Em meados de 2009, com vontade de realizar o sonho do pai Daniel Cabixi, Rony Paresi passou a projetar junto de seus irmãos e mãe a construção da aldeia Wazare. “Entre 2009 e 2011, foi elaborado um planejamento com foco em várias vertentes consideradas primordiais à futura comunidade. No dia 09 de maio de 2011, toda a família Cabixi fez uma visita de reconhecimento (in loco) para confirmar a viabilidade da construção da aldeia denominada Wazare, cujo nome foi escolhido para referenciar e eternizar a cosmologia do líder mítico do nosso povo Haliti-Paresi. Wazare, junto do sábio irmão Kamahiye, ensinou aos nossos antepassados todos os conceitos e aspectos de sobrevivência no esplêndido Chapadão dos Parecis”, diz o Plano.

Criada em 16 de julho de 2011, a aldeia Wazare possui estrutura arquitetônica tradicional, segundo o Plano, com hatis (casas da cultura Haliti-Paresi) e mantendo o espaço circular do terreiro.
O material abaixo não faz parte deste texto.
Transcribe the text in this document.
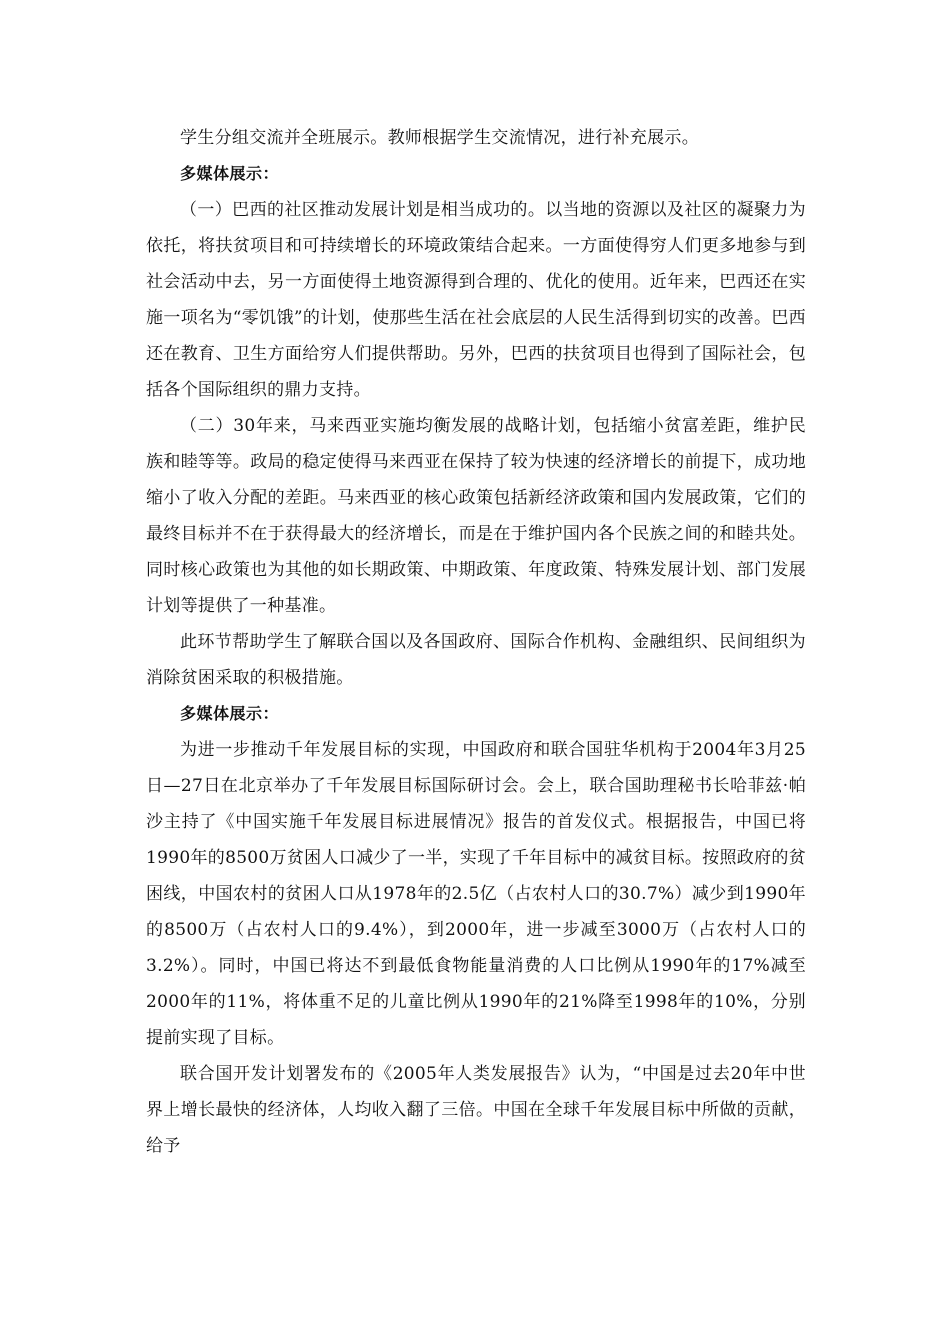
学生分组交流并全班展示。教师根据学生交流情况，进行补充展示。

多媒体展示：

（一）巴西的社区推动发展计划是相当成功的。以当地的资源以及社区的凝聚力为依托，将扶贫项目和可持续增长的环境政策结合起来。一方面使得穷人们更多地参与到社会活动中去，另一方面使得土地资源得到合理的、优化的使用。近年来，巴西还在实施一项名为“零饥饿”的计划，使那些生活在社会底层的人民生活得到切实的改善。巴西还在教育、卫生方面给穷人们提供帮助。另外，巴西的扶贫项目也得到了国际社会，包括各个国际组织的鼎力支持。

（二）30年来，马来西亚实施均衡发展的战略计划，包括缩小贫富差距，维护民族和睦等等。政局的稳定使得马来西亚在保持了较为快速的经济增长的前提下，成功地缩小了收入分配的差距。马来西亚的核心政策包括新经济政策和国内发展政策，它们的最终目标并不在于获得最大的经济增长，而是在于维护国内各个民族之间的和睦共处。同时核心政策也为其他的如长期政策、中期政策、年度政策、特殊发展计划、部门发展计划等提供了一种基准。

此环节帮助学生了解联合国以及各国政府、国际合作机构、金融组织、民间组织为消除贫困采取的积极措施。

多媒体展示：

为进一步推动千年发展目标的实现，中国政府和联合国驻华机构于2004年3月25日—27日在北京举办了千年发展目标国际研讨会。会上，联合国助理秘书长哈菲兹·帕沙主持了《中国实施千年发展目标进展情况》报告的首发仪式。根据报告，中国已将1990年的8500万贫困人口减少了一半，实现了千年目标中的减贫目标。按照政府的贫困线，中国农村的贫困人口从1978年的2.5亿（占农村人口的30.7%）减少到1990年的8500万（占农村人口的9.4%），到2000年，进一步减至3000万（占农村人口的3.2%）。同时，中国已将达不到最低食物能量消费的人口比例从1990年的17%减至2000年的11%，将体重不足的儿童比例从1990年的21%降至1998年的10%，分别提前实现了目标。

联合国开发计划署发布的《2005年人类发展报告》认为，“中国是过去20年中世界上增长最快的经济体，人均收入翻了三倍。中国在全球千年发展目标中所做的贡献，给予
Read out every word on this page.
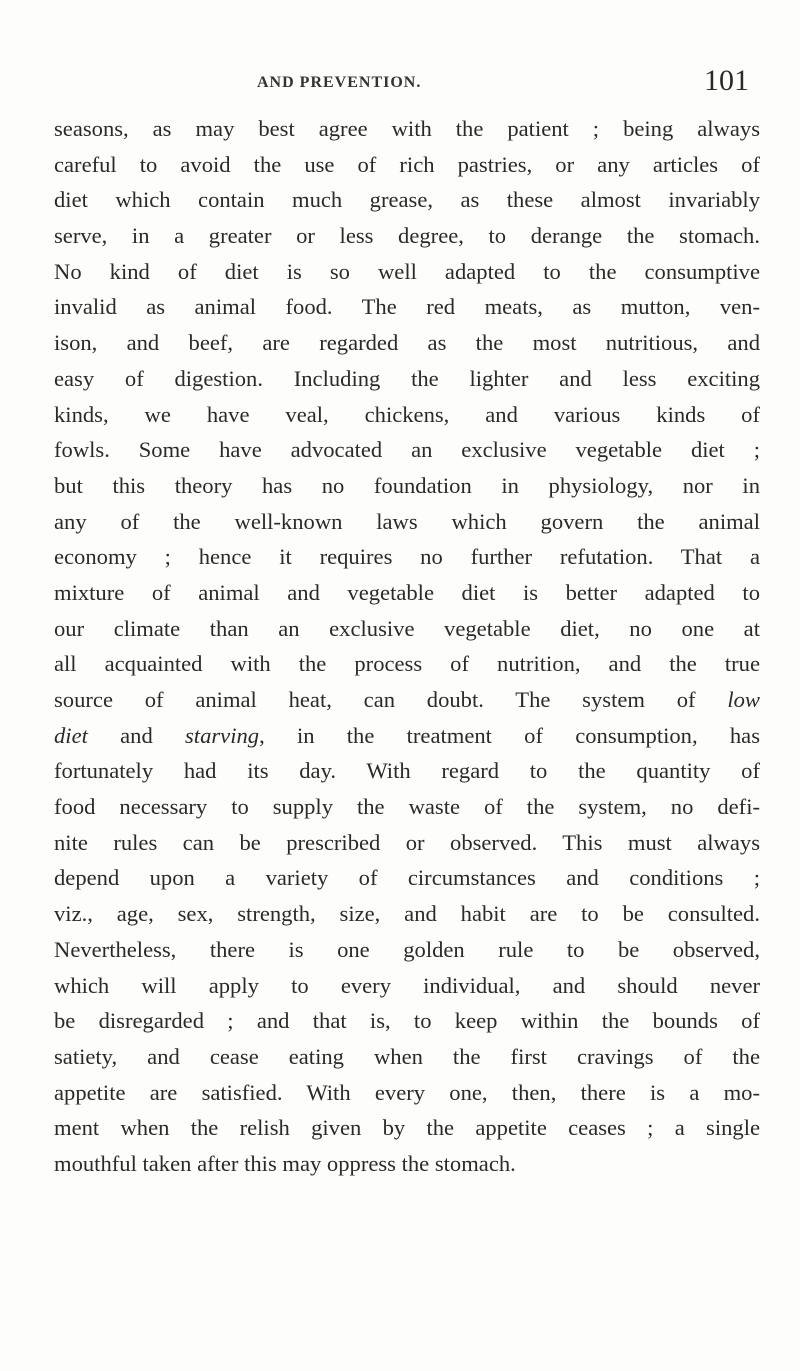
AND PREVENTION.	101
seasons, as may best agree with the patient ; being always
careful to avoid the use of rich pastries, or any articles of
diet which contain much grease, as these almost invariably
serve, in a greater or less degree, to derange the stomach.
No kind of diet is so well adapted to the consumptive
invalid as animal food. The red meats, as mutton, ven-
ison, and beef, are regarded as the most nutritious, and
easy of digestion. Including the lighter and less exciting
kinds, we have veal, chickens, and various kinds of
fowls. Some have advocated an exclusive vegetable diet ;
but this theory has no foundation in physiology, nor in
any of the well-known laws which govern the animal
economy ; hence it requires no further refutation. That a
mixture of animal and vegetable diet is better adapted to
our climate than an exclusive vegetable diet, no one at
all acquainted with the process of nutrition, and the true
source of animal heat, can doubt. The system of low
diet and starving, in the treatment of consumption, has
fortunately had its day. With regard to the quantity of
food necessary to supply the waste of the system, no defi-
nite rules can be prescribed or observed. This must always
depend upon a variety of circumstances and conditions ;
viz., age, sex, strength, size, and habit are to be consulted.
Nevertheless, there is one golden rule to be observed,
which will apply to every individual, and should never
be disregarded ; and that is, to keep within the bounds of
satiety, and cease eating when the first cravings of the
appetite are satisfied. With every one, then, there is a mo-
ment when the relish given by the appetite ceases ; a single
mouthful taken after this may oppress the stomach.
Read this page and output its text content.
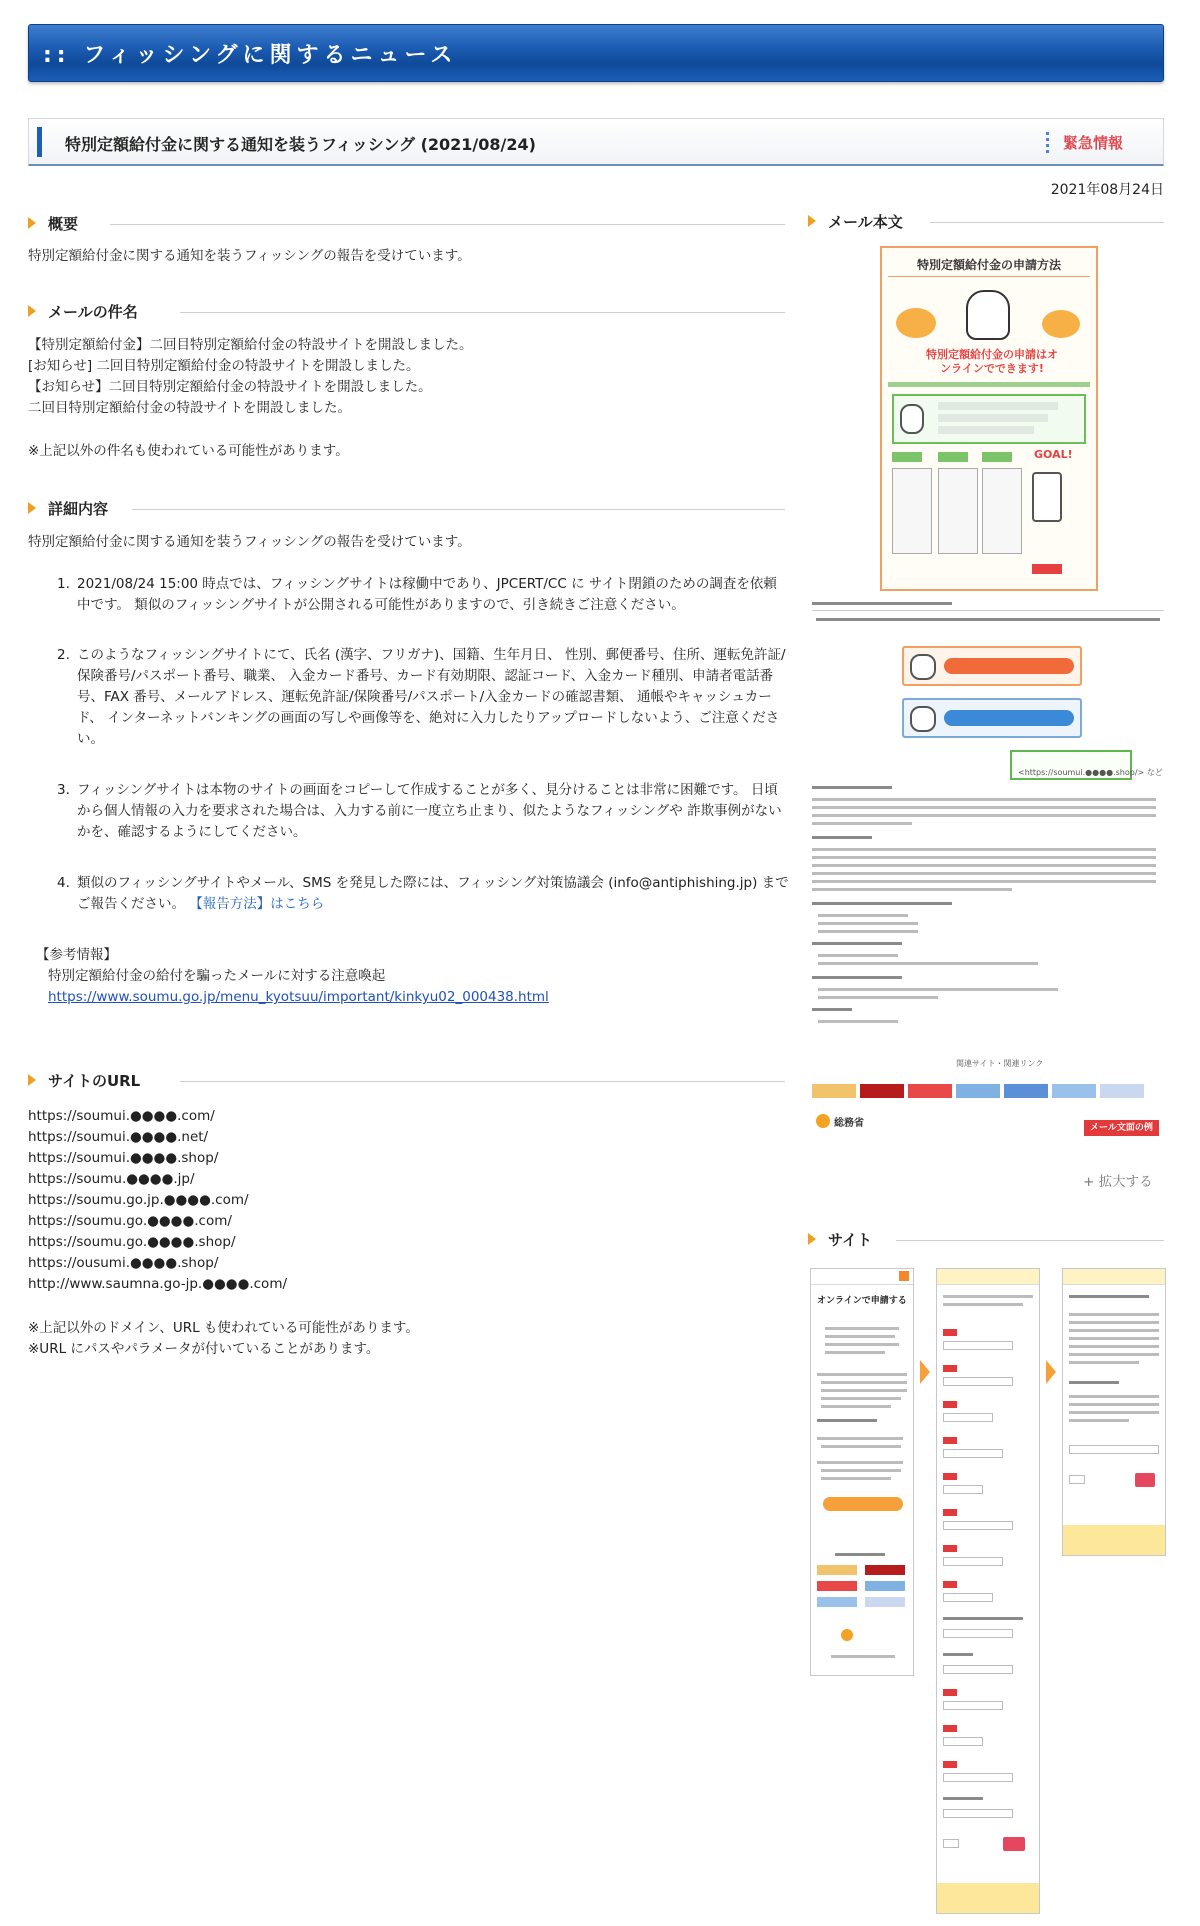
:: フィッシングに関するニュース
特別定額給付金に関する通知を装うフィッシング (2021/08/24)	緊急情報
2021年08月24日
概要
特別定額給付金に関する通知を装うフィッシングの報告を受けています。
メールの件名
【特別定額給付金】二回目特別定額給付金の特設サイトを開設しました。
[お知らせ] 二回目特別定額給付金の特設サイトを開設しました。
【お知らせ】二回目特別定額給付金の特設サイトを開設しました。
二回目特別定額給付金の特設サイトを開設しました。
※上記以外の件名も使われている可能性があります。
詳細内容
特別定額給付金に関する通知を装うフィッシングの報告を受けています。
1. 2021/08/24 15:00 時点では、フィッシングサイトは稼働中であり、JPCERT/CC に サイト閉鎖のための調査を依頼中です。 類似のフィッシングサイトが公開される可能性がありますので、引き続きご注意ください。
2. このようなフィッシングサイトにて、氏名 (漢字、フリガナ)、国籍、生年月日、 性別、郵便番号、住所、運転免許証/保険番号/パスポート番号、職業、 入金カード番号、カード有効期限、認証コード、入金カード種別、申請者電話番号、FAX 番号、メールアドレス、運転免許証/保険番号/パスポート/入金カードの確認書類、 通帳やキャッシュカード、 インターネットバンキングの画面の写しや画像等を、絶対に入力したりアップロードしないよう、ご注意ください。
3. フィッシングサイトは本物のサイトの画面をコピーして作成することが多く、見分けることは非常に困難です。 日頃から個人情報の入力を要求された場合は、入力する前に一度立ち止まり、似たようなフィッシングや 詐欺事例がないかを、確認するようにしてください。
4. 類似のフィッシングサイトやメール、SMS を発見した際には、フィッシング対策協議会 (info@antiphishing.jp) までご報告ください。 【報告方法】はこちら
【参考情報】
特別定額給付金の給付を騙ったメールに対する注意喚起
https://www.soumu.go.jp/menu_kyotsuu/important/kinkyu02_000438.html
サイトのURL
https://soumui.●●●●.com/
https://soumui.●●●●.net/
https://soumui.●●●●.shop/
https://soumu.●●●●.jp/
https://soumu.go.jp.●●●●.com/
https://soumu.go.●●●●.com/
https://soumu.go.●●●●.shop/
https://ousumi.●●●●.shop/
http://www.saumna.go-jp.●●●●.com/
※上記以外のドメイン、URL も使われている可能性があります。
※URL にパスやパラメータが付いていることがあります。
メール本文
特別定額給付金の申請方法
特別定額給付金の申請はオンラインでできます!
GOAL!
<https://soumui.●●●●.shop/> など
関連サイト・関連リンク
総務省	メール文面の例
+ 拡大する
サイト
オンラインで申請する
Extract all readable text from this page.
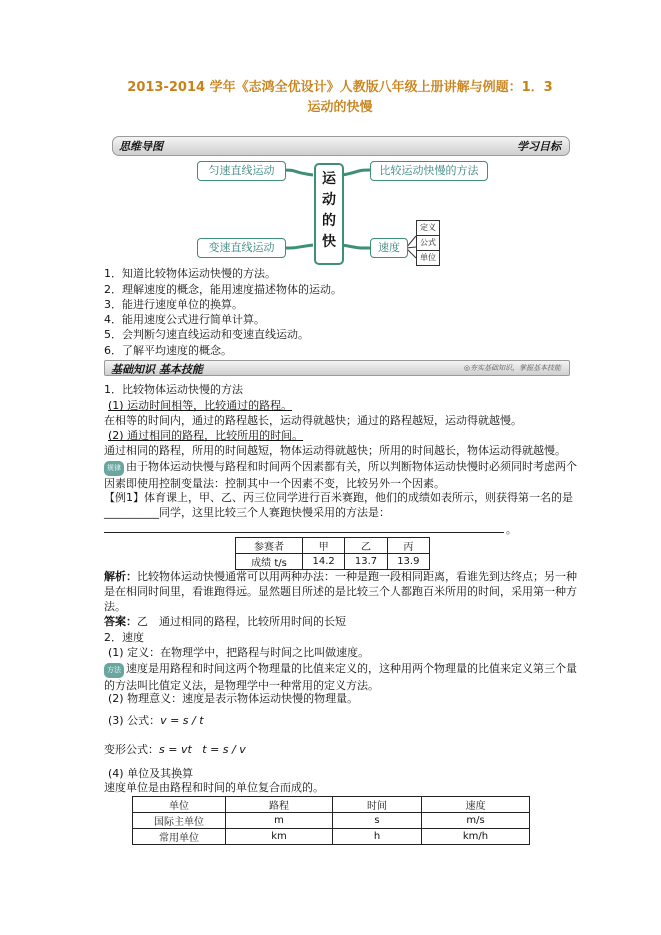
2013-2014 学年《志鸿全优设计》人教版八年级上册讲解与例题：1．3
运动的快慢
思维导图	学习目标
匀速直线运动
变速直线运动
比较运动快慢的方法
速度
运
动
的
快
定义
公式
单位
1．知道比较物体运动快慢的方法。
2．理解速度的概念，能用速度描述物体的运动。
3．能进行速度单位的换算。
4．能用速度公式进行简单计算。
5．会判断匀速直线运动和变速直线运动。
6．了解平均速度的概念。
基础知识 基本技能	◎夯实基础知识，掌握基本技能
1．比较物体运动快慢的方法
(1) 运动时间相等，比较通过的路程。
在相等的时间内，通过的路程越长，运动得就越快；通过的路程越短，运动得就越慢。
(2) 通过相同的路程，比较所用的时间。
通过相同的路程，所用的时间越短，物体运动得就越快；所用的时间越长，物体运动得就越慢。
规律 由于物体运动快慢与路程和时间两个因素都有关，所以判断物体运动快慢时必须同时考虑两个因素即使用控制变量法：控制其中一个因素不变，比较另外一个因素。
【例1】体育课上，甲、乙、丙三位同学进行百米赛跑，他们的成绩如表所示，则获得第一名的是__________同学，这里比较三个人赛跑快慢采用的方法是：
。
参赛者	甲	乙	丙
成绩 t/s	14.2	13.7	13.9
解析：比较物体运动快慢通常可以用两种办法：一种是跑一段相同距离，看谁先到达终点；另一种是在相同时间里，看谁跑得远。显然题目所述的是比较三个人都跑百米所用的时间，采用第一种方法。
答案：乙　通过相同的路程，比较所用时间的长短
2．速度
(1) 定义：在物理学中，把路程与时间之比叫做速度。
方法 速度是用路程和时间这两个物理量的比值来定义的，这种用两个物理量的比值来定义第三个量的方法叫比值定义法，是物理学中一种常用的定义方法。
(2) 物理意义：速度是表示物体运动快慢的物理量。
(3) 公式：v = s / t
变形公式：s = vt t = s / v
(4) 单位及其换算
速度单位是由路程和时间的单位复合而成的。
单位	路程	时间	速度
国际主单位	m	s	m/s
常用单位	km	h	km/h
Além da criação de galinhas e da piscicultura, a horticultura e o plantio de árvores para sombra e produção de frutas são outras também atividades sustentáveis complementares para a geração de renda, junto com o plantio de soja e milho, realizado em uma pequena área da TI Utiariti. 

Na experiência turística é oferecido banho natural, passeio de barco no rio Verde e demonstração de pesca tradicional / Foto: Drone

A indigenista e coordenadora do Programa Mato Grosso da OPAN, Artema Lima, que atuou diretamente no PGTA Haliti-Paresi, destaca que o turismo pode proporcionar a conservação dos rios, cachoeiras e de todo o universo cultural dos Paresi. Esta é uma das premissas do turismo de base comunitária, aliar geração de renda e a conservação ambiental. “É uma alternativa para a conservação do Cerrado e das águas. Os territórios Paresi têm um potencial hídrico enorme. Localizados na bacia do rio Juruena e seus afluentes como o Rio Verde, Rio Papagaio, Rio Sacre e também o Rio Formoso, rios com potencial para a realização de esportes radicais como rapel e rafting nas corredeiras e nos saltos, além de proporcionar aos visitantes um turismo contemplativo e cultural”, finaliza.